Related Rule
Netherlands
Practice Relating to Rule 113. Treatment of the Dead
The Military Manual (1993) of the Netherlands states: “Remains must be protected.” 
Netherlands, Toepassing Humanitair Oorlogsrecht, Voorschift No. 27-412/1, Koninklijke Landmacht, Ministerie van Defensie, 1993, p.
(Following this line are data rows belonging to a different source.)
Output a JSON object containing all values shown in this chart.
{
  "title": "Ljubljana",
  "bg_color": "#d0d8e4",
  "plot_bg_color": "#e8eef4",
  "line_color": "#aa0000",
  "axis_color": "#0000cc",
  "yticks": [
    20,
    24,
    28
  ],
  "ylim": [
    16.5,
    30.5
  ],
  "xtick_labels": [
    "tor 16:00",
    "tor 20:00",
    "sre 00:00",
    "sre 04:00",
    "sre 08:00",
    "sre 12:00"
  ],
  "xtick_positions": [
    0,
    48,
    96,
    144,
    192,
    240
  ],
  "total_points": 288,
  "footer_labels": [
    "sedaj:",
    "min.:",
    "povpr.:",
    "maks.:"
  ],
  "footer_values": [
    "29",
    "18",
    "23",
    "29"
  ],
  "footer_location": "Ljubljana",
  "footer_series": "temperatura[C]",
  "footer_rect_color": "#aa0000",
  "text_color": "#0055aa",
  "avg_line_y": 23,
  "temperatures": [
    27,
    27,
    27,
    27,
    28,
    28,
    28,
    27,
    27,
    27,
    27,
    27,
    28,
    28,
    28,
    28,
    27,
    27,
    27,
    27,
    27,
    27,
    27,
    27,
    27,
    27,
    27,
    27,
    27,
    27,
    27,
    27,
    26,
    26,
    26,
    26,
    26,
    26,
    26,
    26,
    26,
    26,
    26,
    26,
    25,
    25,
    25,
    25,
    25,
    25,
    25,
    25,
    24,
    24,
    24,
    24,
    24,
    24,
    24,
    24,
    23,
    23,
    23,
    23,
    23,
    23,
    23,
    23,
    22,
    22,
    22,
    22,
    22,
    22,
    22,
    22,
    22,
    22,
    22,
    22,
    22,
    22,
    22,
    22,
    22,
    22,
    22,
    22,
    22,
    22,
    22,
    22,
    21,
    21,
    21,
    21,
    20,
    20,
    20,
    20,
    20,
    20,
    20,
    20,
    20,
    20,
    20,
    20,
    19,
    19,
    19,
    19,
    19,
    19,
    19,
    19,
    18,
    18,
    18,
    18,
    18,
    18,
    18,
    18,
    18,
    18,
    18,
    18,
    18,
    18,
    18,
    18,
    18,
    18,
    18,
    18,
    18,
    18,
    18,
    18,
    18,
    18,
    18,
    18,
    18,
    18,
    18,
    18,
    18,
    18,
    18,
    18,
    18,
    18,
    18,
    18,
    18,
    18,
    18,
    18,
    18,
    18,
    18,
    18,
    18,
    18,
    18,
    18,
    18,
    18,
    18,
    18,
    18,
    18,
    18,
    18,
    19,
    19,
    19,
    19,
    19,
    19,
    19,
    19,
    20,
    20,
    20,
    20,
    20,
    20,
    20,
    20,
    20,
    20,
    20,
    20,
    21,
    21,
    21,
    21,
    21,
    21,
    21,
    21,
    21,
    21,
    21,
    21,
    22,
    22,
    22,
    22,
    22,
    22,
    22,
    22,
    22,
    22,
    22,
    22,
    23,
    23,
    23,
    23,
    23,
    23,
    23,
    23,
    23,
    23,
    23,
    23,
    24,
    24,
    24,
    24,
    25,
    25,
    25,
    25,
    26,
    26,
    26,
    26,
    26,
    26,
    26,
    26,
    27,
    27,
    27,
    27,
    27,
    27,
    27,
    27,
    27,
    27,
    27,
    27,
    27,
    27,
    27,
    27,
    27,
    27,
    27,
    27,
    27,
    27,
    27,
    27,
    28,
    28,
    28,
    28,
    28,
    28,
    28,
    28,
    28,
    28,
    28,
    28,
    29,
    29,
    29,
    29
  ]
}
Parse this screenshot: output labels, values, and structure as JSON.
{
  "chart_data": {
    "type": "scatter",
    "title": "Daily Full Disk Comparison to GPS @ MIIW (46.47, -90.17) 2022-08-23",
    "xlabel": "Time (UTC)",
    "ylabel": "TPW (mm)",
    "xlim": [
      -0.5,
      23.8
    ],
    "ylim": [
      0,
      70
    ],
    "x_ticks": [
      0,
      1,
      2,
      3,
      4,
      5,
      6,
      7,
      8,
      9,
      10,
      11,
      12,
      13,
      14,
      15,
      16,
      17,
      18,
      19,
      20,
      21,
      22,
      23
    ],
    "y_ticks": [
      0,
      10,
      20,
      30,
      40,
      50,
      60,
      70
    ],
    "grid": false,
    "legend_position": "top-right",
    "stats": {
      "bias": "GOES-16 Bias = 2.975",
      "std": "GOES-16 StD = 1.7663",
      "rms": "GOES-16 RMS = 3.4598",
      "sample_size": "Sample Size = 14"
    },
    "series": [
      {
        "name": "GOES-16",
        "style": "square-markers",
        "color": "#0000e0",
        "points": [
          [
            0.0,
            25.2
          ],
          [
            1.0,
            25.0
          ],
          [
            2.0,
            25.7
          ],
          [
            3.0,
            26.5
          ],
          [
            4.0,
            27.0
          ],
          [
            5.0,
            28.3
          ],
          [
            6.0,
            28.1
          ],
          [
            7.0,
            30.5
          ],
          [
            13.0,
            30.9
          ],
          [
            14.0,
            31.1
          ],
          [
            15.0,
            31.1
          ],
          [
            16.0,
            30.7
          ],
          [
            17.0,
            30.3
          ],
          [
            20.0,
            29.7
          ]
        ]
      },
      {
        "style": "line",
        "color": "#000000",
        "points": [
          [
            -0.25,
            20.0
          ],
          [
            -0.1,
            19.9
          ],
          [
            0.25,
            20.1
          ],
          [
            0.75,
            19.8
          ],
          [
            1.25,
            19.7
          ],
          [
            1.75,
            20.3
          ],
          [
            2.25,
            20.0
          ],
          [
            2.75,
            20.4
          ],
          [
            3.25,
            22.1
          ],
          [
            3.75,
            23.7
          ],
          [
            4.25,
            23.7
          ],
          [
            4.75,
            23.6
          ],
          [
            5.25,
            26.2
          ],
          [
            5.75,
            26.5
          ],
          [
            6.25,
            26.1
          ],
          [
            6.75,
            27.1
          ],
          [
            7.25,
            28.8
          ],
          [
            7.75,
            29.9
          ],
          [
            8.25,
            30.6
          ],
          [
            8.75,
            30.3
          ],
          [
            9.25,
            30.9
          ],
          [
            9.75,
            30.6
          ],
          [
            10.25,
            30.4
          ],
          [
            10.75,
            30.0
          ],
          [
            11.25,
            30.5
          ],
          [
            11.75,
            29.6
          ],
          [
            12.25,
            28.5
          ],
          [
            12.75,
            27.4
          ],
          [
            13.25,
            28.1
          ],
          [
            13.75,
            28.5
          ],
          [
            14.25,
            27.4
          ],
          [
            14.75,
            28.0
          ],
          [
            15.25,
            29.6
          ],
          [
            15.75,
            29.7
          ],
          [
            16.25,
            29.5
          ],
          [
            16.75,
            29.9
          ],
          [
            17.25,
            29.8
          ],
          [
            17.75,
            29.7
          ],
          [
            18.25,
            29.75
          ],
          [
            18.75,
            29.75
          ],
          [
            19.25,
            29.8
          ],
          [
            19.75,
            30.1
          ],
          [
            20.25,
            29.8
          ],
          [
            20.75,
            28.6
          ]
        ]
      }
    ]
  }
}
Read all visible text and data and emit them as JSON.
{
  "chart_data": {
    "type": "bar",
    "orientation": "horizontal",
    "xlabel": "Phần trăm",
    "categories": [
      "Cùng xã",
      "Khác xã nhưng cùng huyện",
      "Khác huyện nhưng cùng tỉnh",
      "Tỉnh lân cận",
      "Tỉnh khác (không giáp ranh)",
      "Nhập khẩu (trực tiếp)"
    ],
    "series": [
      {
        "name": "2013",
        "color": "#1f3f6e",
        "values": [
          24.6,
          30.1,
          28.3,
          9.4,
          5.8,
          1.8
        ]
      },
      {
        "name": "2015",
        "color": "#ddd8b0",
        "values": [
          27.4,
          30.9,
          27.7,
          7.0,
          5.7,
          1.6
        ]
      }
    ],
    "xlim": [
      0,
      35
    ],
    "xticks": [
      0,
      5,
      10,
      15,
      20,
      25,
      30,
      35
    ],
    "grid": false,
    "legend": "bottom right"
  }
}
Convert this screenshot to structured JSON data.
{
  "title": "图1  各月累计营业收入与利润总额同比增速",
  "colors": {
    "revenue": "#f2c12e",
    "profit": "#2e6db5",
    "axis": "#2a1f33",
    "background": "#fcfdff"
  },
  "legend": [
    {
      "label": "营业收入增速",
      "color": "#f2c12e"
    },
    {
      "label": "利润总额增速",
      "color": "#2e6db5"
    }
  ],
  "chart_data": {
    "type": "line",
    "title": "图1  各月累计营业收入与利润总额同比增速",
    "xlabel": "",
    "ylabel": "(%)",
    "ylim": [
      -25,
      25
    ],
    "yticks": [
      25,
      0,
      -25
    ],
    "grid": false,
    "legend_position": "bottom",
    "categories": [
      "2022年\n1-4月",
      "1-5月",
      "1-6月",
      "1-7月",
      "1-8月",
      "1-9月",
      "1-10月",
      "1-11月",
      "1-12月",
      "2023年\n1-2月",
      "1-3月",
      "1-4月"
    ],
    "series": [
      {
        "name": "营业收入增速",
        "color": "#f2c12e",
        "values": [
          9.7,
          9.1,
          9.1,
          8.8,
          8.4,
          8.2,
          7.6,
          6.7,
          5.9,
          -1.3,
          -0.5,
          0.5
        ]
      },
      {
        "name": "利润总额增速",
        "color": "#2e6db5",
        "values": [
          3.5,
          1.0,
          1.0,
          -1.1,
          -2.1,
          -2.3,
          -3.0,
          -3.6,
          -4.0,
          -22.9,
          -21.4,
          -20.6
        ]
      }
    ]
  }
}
VI-2
The Military Handbook (1995) of the Netherlands provides: “The dead must not be mutilated.” 
Netherlands, Handboek Militair, Ministerie van Defensie, 1995, p. 7-37.
The Military Manual (2005) of the Netherlands states:
The individual is entitled to respect for his life, physical, mental and moral integrity and whatever is inseparable from his personality.
Examples:
- The physical remains of a fallen combatant are inviolable. 
Netherlands, Humanitair Oorlogsrecht: Handleiding, Voorschift No. 27-412, Koninklijke Landmacht, Militair Juridische Dienst, 2005, § 0224(d).
The manual further states: “Human remains must be respected and protected.” 
Netherlands, Humanitair Oorlogsrecht: Handleiding, Voorschift No. 27-412, Koninklijke Landmacht, Militair Juridische Dienst, 2005, § 0609.
The Military Criminal Code (1964), as amended in 1990, of the Netherlands provides for the punishment of persons committing violent acts against a dead person. 
Netherlands, Military Criminal Code, as amended in 1990, Article 143.
The Military Handbook (1995) of the Netherlands provides: “The property [of the dead] must not be taken or destroyed.” 
Netherlands, Handboek Militair, Ministerie van Defensie, 1995, p. 7-37.
Under the Military Criminal Code (1964), as amended in 1990, of the Netherlands, “theft from a dead … person, who belongs to one of the parties to the conflict” is a criminal offence. 
Netherlands, Military Criminal Code, 1964, as amended in 1990, Article 156.